Though no one can explain the mystery of death, I believe that if we have cultivated authentic connection with God, we will experience joy and belonging. If we have languished in self-obsession, we will experience loneliness and alienation. For me as a Christian, being crucified and resurrected with Jesus is the means by which I gain authentic connection with God and other people to “enter” heaven. Though I believe Jesus offers the best “story” for spiritual transformation, I don’t presume that God can’t provide other religions with their own means of “getting into heaven.”

Heaven and hell are different manifestations of the concept that Jesus calls “eternal life,” which is often misunderstood to mean simply an afterlife that lasts forever. I’ve come to understand “eternal life” as perfect presence. It’s when I am set free from my resentments about the past and anxieties about the future enough to be fully awake to the present moment. I think Christian eternal life might be very similar to what the Buddhists call nirvana (even if saying that will make some Christians call me a heretic). I’ve had about a dozen moments in my life when I experienced eternal life. It’s an indescribable experience of being completely woven into the love of the universe. Paradoxically, eternal life happens to me most often when the circumstances of my life are the shittiest, but in those wonderful moments, nothing else matters.

My quest for eternal life has drawn me into a weekly rhythm of mystical spiritual practices. I fast on Mondays and Fridays. I pray using prayer beads every time I have to walk or drive places. I try to visit the prayer labyrinth in Audubon Park at least once a week, and I also go to a fountain in my neighborhood several nights a week to pour out my heart to God. To me, prayer is life. When I’m living prayerfully, my life is heaven. When I’m mindlessly scrolling on my phone, my life is hell.

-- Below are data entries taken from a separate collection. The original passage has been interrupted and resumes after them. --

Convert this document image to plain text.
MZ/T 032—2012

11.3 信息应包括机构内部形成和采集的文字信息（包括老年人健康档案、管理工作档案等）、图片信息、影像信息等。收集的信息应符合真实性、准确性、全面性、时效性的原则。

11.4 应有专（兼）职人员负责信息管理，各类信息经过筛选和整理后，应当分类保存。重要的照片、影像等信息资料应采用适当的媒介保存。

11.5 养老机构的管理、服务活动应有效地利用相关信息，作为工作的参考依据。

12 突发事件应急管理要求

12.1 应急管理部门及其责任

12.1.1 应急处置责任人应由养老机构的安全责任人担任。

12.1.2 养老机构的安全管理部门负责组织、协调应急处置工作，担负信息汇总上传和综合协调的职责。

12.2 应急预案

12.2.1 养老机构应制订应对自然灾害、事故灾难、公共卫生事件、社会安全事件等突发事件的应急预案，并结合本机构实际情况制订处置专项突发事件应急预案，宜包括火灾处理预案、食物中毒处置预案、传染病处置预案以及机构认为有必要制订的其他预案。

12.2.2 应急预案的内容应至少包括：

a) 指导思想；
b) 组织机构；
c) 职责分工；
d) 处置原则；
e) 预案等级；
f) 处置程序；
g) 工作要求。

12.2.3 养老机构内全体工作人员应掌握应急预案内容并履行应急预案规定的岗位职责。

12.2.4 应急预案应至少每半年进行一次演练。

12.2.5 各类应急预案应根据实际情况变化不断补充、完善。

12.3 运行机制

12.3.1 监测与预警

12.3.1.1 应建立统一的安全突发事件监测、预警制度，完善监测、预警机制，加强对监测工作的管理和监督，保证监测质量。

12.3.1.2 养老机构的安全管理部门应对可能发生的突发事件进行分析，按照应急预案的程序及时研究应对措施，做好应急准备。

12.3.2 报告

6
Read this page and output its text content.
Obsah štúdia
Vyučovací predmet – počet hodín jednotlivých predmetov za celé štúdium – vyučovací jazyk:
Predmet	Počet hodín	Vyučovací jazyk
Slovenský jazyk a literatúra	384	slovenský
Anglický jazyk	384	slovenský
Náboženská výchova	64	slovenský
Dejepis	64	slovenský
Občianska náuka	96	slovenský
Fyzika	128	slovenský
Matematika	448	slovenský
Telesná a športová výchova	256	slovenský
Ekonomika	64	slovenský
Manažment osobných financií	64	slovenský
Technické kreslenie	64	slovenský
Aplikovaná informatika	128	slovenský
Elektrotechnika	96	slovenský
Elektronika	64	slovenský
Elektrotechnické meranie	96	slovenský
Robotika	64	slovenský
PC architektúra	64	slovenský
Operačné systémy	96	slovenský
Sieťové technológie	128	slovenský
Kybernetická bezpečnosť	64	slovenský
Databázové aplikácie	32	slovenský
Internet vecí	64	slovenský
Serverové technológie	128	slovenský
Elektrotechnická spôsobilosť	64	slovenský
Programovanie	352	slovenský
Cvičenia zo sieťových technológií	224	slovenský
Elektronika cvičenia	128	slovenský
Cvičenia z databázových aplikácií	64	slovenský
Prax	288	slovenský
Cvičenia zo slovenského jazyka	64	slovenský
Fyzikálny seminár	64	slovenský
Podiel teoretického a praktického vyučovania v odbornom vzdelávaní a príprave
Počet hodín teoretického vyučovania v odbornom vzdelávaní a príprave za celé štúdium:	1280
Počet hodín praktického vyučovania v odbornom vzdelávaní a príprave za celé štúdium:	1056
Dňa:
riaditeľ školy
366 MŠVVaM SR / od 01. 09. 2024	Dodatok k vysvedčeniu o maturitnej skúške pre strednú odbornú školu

Sadly, too many Christians define themselves according to rationalistic ideologies and positions on social issues rather than the spiritual practice we need to connect with God. All of our love is supposed to flow out of the foundation of our spiritual practice. If we are anchored in the eternal life of dancing with God, we will live with compassion and justice. And that’s what it means to be a citizen of heaven.